Pour ses défenseurs, cette initiative s’inscrit également dans une perspective de développement durable. Les entreprises économiseraient des frais d’électricité, l’empreinte carbone diminuerait du fait de la réduction des déplacements domicile- travail, les salariés seraient plus propices à confectionner eux-mêmes leur repas, … Une
A l’étranger, un cap franchi
L’exemple islandais
Depuis 2017, l’Islande a expérimenté la semaine de 4 jours à deux reprises.
2 500 Islandais (soit 1% de la population) ont ainsi vu leur temps de travail hebdomadaire passer à 35h par semaine (au lieu de 40h) sur quatre jours, sans diminution de salaire.
La semaine raccourcie a été testée dans le secteur public, les écoles, les bureaux, les hôpitaux (avant la pandémie) et a fait émerger de nouveaux modes de travail comme la diminution des durées de réunions et l’arrêt des tâches inutiles.
Les études sont prometteuses et mettent notamment en avant un meilleur équilibre entre vie professionnelle et vie privée, une réduction du stress… Depuis 2019, les syndicats islandais négocient pour diminuer le temps de travail et 86 % des islandais bénéficient donc d’une réduction d’heure. Pour autant, certains salariés n’ont pas supporté ce changement de rythme et ont préféré quitter leur emploi.
Ailleurs dans le monde
Partout dans le monde, des pays ont initié des expérimentations ou songent sérieusement à la réduction d’heure.

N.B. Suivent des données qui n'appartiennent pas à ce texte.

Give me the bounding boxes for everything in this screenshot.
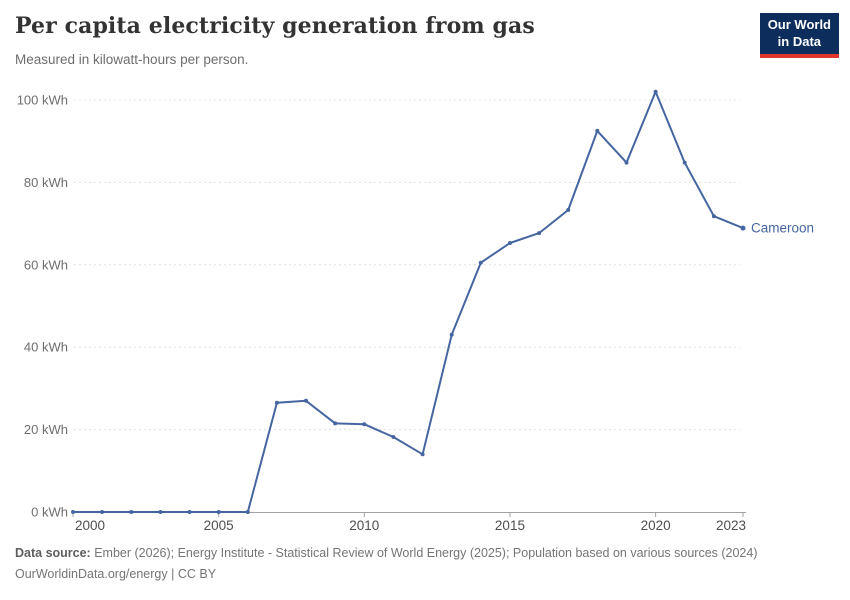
data-point — [216, 510, 221, 514]
page-title: Per capita electricity generation from g… — [15, 13, 535, 39]
data-point — [449, 332, 454, 337]
data-point — [595, 128, 600, 133]
owid-logo[interactable]: Our World in Data — [759, 13, 839, 58]
data-point — [362, 422, 367, 427]
data-point — [566, 208, 571, 212]
series-end-label: Cameroon — [751, 221, 814, 236]
logo-line2: in Data — [777, 33, 822, 49]
datasource-text: Ember (2026); Energy Institute - Statist… — [90, 546, 758, 560]
data-point — [537, 231, 542, 236]
footer-license: OurWorldinData.org/energy | CC BY — [15, 567, 216, 581]
footer-separator: | — [167, 567, 178, 581]
data-point — [187, 510, 192, 514]
y-tick-label: 0 kWh — [31, 505, 68, 520]
y-tick-label: 60 kWh — [24, 257, 68, 272]
chart-canvas: 0 kWh 20 kWh 40 kWh 60 kWh 80 kWh 100 kWh 2000… — [17, 89, 814, 533]
y-tick-label: 80 kWh — [24, 175, 68, 190]
data-point — [653, 89, 658, 94]
data-point — [333, 421, 338, 426]
data-point — [304, 398, 308, 403]
data-point — [740, 225, 746, 231]
x-tick-label: 2005 — [204, 518, 234, 533]
data-point — [508, 241, 512, 245]
data-point — [100, 510, 105, 514]
license-link[interactable]: CC BY — [177, 567, 217, 581]
data-point — [391, 435, 396, 439]
x-tick-label: 2020 — [641, 518, 671, 533]
data-point — [71, 510, 75, 514]
data-point — [682, 160, 687, 165]
data-point — [274, 400, 279, 405]
footer-url-link[interactable]: OurWorldinData.org/energy — [15, 567, 168, 581]
data-point — [420, 452, 425, 457]
chart-subtitle: Measured in kilowatt-hours per person. — [15, 52, 249, 67]
x-tick-label: 2000 — [75, 518, 105, 533]
footer-datasource: Data source: Ember (2026); Energy Instit… — [15, 546, 758, 560]
x-tick-label: 2010 — [349, 518, 379, 533]
data-point — [158, 510, 163, 514]
series-line-cameroon — [72, 90, 744, 513]
y-tick-label: 40 kWh — [24, 340, 68, 355]
data-point — [245, 510, 250, 514]
data-point — [129, 510, 134, 514]
data-point — [711, 214, 716, 219]
logo-line1: Our World — [767, 17, 831, 32]
data-point — [478, 260, 483, 265]
y-tick-label: 20 kWh — [24, 422, 68, 437]
x-tick-label: 2015 — [495, 518, 525, 533]
datasource-label: Data source: — [15, 546, 91, 560]
line-chart: 0 kWh 20 kWh 40 kWh 60 kWh 80 kWh 100 kWh 2000… — [0, 80, 850, 540]
y-tick-label: 100 kWh — [17, 93, 68, 108]
data-point — [624, 160, 629, 165]
x-tick-label: 2023 — [716, 518, 746, 533]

L’Espagne espère parvenir à une semaine de 32h. Les entreprises qui le souhaitent vont bientôt expérimenter la semaine de 32h, réparties sur 4 jour, sans baisse de salaire.
En Californie, Mark Takano, représentant démocrate, a présenté cet été un projet de loi visant à réduire la semaine de travail standard de 40h à 32h. Pour les représentants politiques, une semaine de travail plus courte serait bénéfique tant pour les employeurs (augmentation de la productivité et évolution des salaires) que pour les salariés (meilleure qualité de vie).
En Angleterre, une quarantaine de députés a déposé une motion pour demander au gouvernement d’étudier la semaine de quatre jours, ce qui permettrait de diminuer de plus de 20% l’empreinte carbone du Royaume-Uni.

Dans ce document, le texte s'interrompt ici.